What do you think Patrick said to Mary for her to react the way she did? What evidence from the short story would you use to support your answers?
I would use direct quotes of Mary's dialogue to illustrate what I think Patrick said to Mary about why he was tired of their marriage and wanted a divorce. Here are the quotes I would use.
"I'll get it!" she cried, jumping up.
"I think it's a shame," she said, "that when someone's been a policeman as long as you have, he still has to walk around all day long." He didn't answer. "Darling," she said," If you're too tired to eat out tonight, as we had planned, I can fix you something. There's plenty of meat and stuff in the freezer."
"Anyway," she went on. "I'll get you some bread and cheese."
"But you have to have supper. I can easily fix you something. I'd like to do it. We can have lamb. Anything you want. Everything's in the freezer."
"But, darling, you have to eat! I'll do it anyway, and then you can have it or not, as you like."
Mary can't leave her husband alone for a minute. She is smothering him with her affection. He feels as if he is under a spotlight from the minute he comes home. He is not a little boy. He doesn't want all that mothering. She almost seems to be forcing food down his throat. She doesn't have any internal resources of her own. Patrick is her sole interest in life. She waits for the minute he will arrive home from work in the evening. She devotes herself to him like a slave. She thinks this is the way to retain his love, whereas it is the way to lose it.

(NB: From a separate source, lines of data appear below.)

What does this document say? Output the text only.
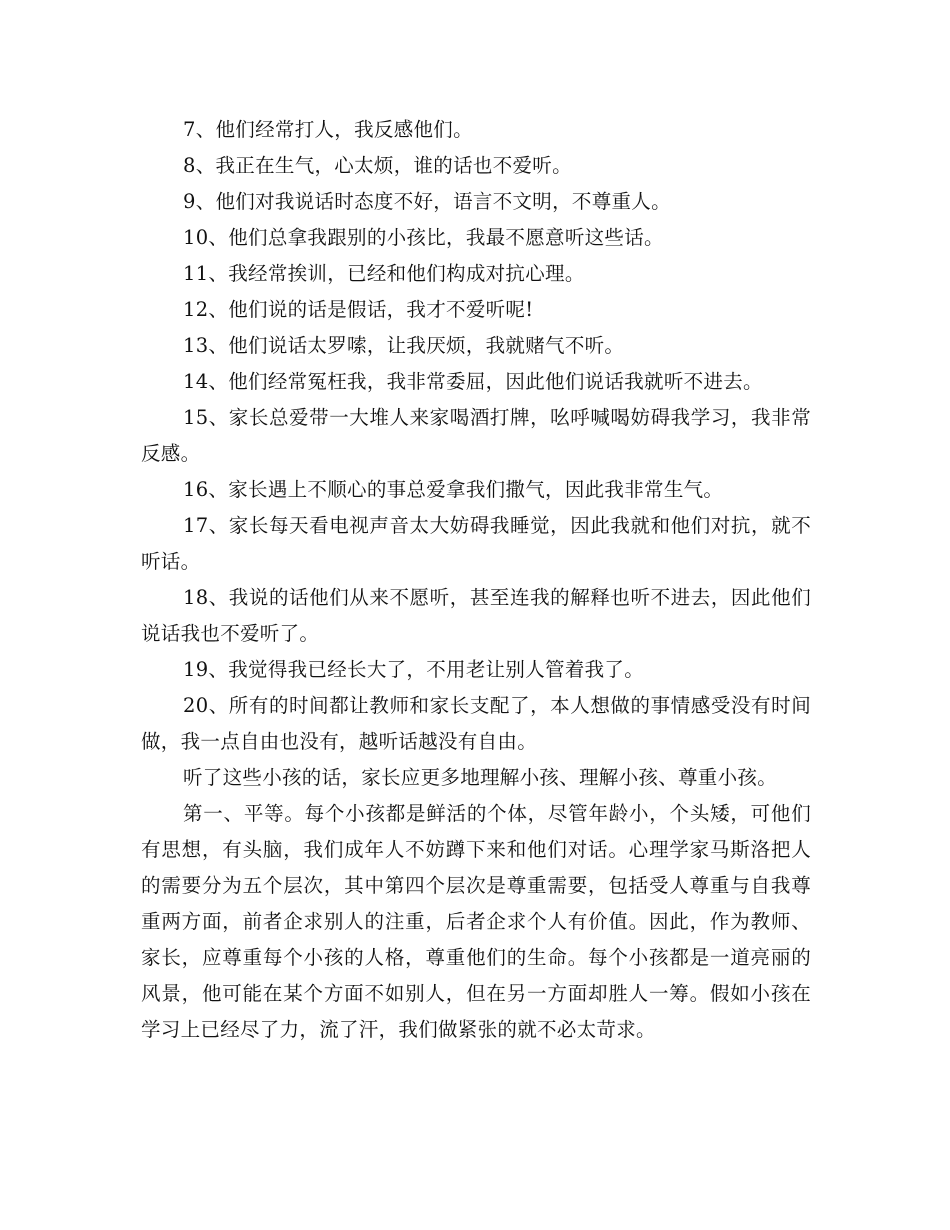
7、他们经常打人，我反感他们。

8、我正在生气，心太烦，谁的话也不爱听。

9、他们对我说话时态度不好，语言不文明，不尊重人。

10、他们总拿我跟别的小孩比，我最不愿意听这些话。

11、我经常挨训，已经和他们构成对抗心理。

12、他们说的话是假话，我才不爱听呢!

13、他们说话太罗嗦，让我厌烦，我就赌气不听。

14、他们经常冤枉我，我非常委屈，因此他们说话我就听不进去。

15、家长总爱带一大堆人来家喝酒打牌，吆呼喊喝妨碍我学习，我非常反感。

16、家长遇上不顺心的事总爱拿我们撒气，因此我非常生气。

17、家长每天看电视声音太大妨碍我睡觉，因此我就和他们对抗，就不听话。

18、我说的话他们从来不愿听，甚至连我的解释也听不进去，因此他们说话我也不爱听了。

19、我觉得我已经长大了，不用老让别人管着我了。

20、所有的时间都让教师和家长支配了，本人想做的事情感受没有时间做，我一点自由也没有，越听话越没有自由。

听了这些小孩的话，家长应更多地理解小孩、理解小孩、尊重小孩。

第一、平等。每个小孩都是鲜活的个体，尽管年龄小，个头矮，可他们有思想，有头脑，我们成年人不妨蹲下来和他们对话。心理学家马斯洛把人的需要分为五个层次，其中第四个层次是尊重需要，包括受人尊重与自我尊重两方面，前者企求别人的注重，后者企求个人有价值。因此，作为教师、家长，应尊重每个小孩的人格，尊重他们的生命。每个小孩都是一道亮丽的风景，他可能在某个方面不如别人，但在另一方面却胜人一筹。假如小孩在学习上已经尽了力，流了汗，我们做紧张的就不必太苛求。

In John Collier's short story "The Chaser," the old man who sells undetectable poisons for men to use to kill their wives warns his new customer Alan Austen that if he succeeds in getting Diana to fall in love with him, he will regret it and will want his freedom sooner or later.

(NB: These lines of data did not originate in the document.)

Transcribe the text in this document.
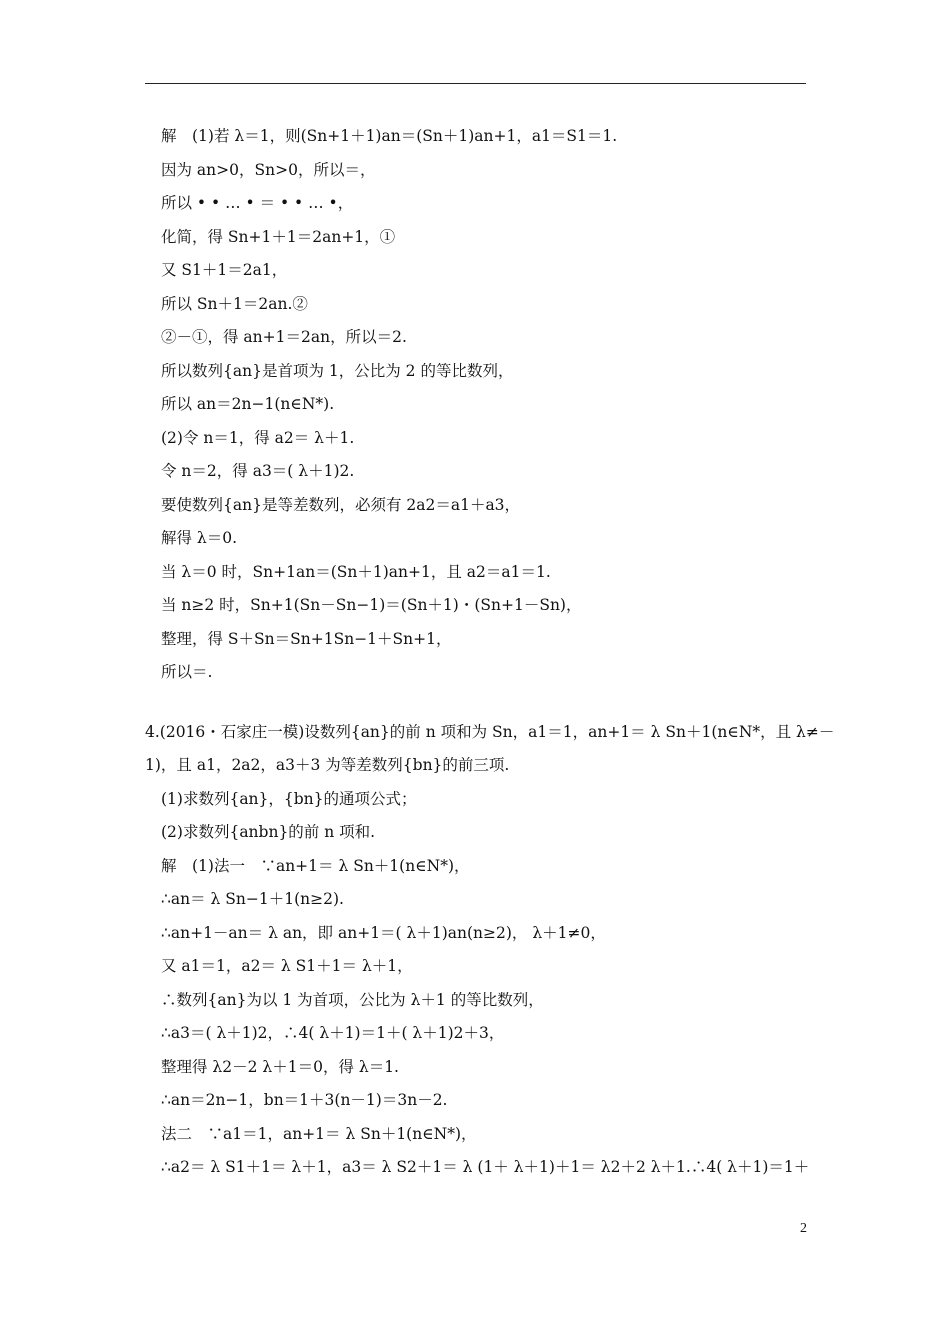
解　(1)若 λ＝1，则(Sn+1＋1)an＝(Sn＋1)an+1，a1＝S1＝1.
因为 an>0，Sn>0，所以＝，
所以 • • … • ＝ • • … •，
化简，得 Sn+1＋1＝2an+1，①
又 S1＋1＝2a1，
所以 Sn＋1＝2an.②
②－①，得 an+1＝2an，所以＝2.
所以数列{an}是首项为 1，公比为 2 的等比数列，
所以 an＝2n−1(n∈N*).
(2)令 n＝1，得 a2＝ λ＋1.
令 n＝2，得 a3＝( λ＋1)2.
要使数列{an}是等差数列，必须有 2a2＝a1＋a3，
解得 λ＝0.
当 λ＝0 时，Sn+1an＝(Sn＋1)an+1，且 a2＝a1＝1.
当 n≥2 时，Sn+1(Sn－Sn−1)＝(Sn＋1)・(Sn+1－Sn)，
整理，得 S＋Sn＝Sn+1Sn−1＋Sn+1，
所以＝.
4.(2016・石家庄一模)设数列{an}的前 n 项和为 Sn，a1＝1，an+1＝ λ Sn＋1(n∈N*，且 λ≠－
1)，且 a1，2a2，a3＋3 为等差数列{bn}的前三项.
(1)求数列{an}，{bn}的通项公式；
(2)求数列{anbn}的前 n 项和.
解　(1)法一　∵an+1＝ λ Sn＋1(n∈N*)，
∴an＝ λ Sn−1＋1(n≥2).
∴an+1－an＝ λ an，即 an+1＝( λ＋1)an(n≥2)， λ＋1≠0，
又 a1＝1，a2＝ λ S1＋1＝ λ＋1，
∴数列{an}为以 1 为首项，公比为 λ＋1 的等比数列，
∴a3＝( λ＋1)2，∴4( λ＋1)＝1＋( λ＋1)2＋3，
整理得 λ2－2 λ＋1＝0，得 λ＝1.
∴an＝2n−1，bn＝1＋3(n－1)＝3n－2.
法二　∵a1＝1，an+1＝ λ Sn＋1(n∈N*)，
∴a2＝ λ S1＋1＝ λ＋1，a3＝ λ S2＋1＝ λ (1＋ λ＋1)＋1＝ λ2＋2 λ＋1.∴4( λ＋1)＝1＋
2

"She will want to know all you do," said the old man. "All that has happened to you during the day. Every word of it. She will want to know what you are thinking about, why you smile suddenly, why you are looking sad....How carefully she will look after you! She will never allow you to be tired, to sit in a draught, to neglect your food. If you are an hour later, she will be terrified. She will think you are killed, or that some siren has caught you."
Mary stays home alone all day. She has nothing to occupy her mind. She expects too much of her husband. She wants him to tell her all about his day's work as a policeman, whereas he would probably like to drink his two drinks and forget about his day. She would like him to "share" with her, but she has nothing to share with him because she has done nothing all day but run the vacuum cleaner and wash some dishes.
As the old man in John Collier's story tells his new customer, this sort of marriage can get worse than boring; it can become maddening. Patrick doesn't want to talk to anybody for awhile. He has been talking to people all day. But Mary has been alone all day and is dying to have some conversation. She is much too dependent, too demanding, too needy. There is an extreme danger in every marriage that it can become a prison if there is too much togetherness, too much mutual dependence. As King Claudius says to Laertes in Shakespeare's Hamlet:
There lives within the very flame of love
A kind of wick or snuff that will abate it . . .
After the honeymoon stage of marriage is over, each spouse discovers that the other is not a saint, angel, god, or goddess, but a mere mortal with a mortal's faults. Some couples get divorced, while others adjust to reality and may stay together all their lives. Patrick seems thoroughly disenchanted with marriage, and expects the new baby to make his confinement even worse because it will be more binding. During the five or so minutes he talks to Mary in a speech which Roald Dahl doesn't feel is necessary to record, Patrick passes on his disillusionment and loss of love to Mary, which results in his getting clobbered over the head with a frozen leg of lamb. "Hell hath no fury like a woman scorned."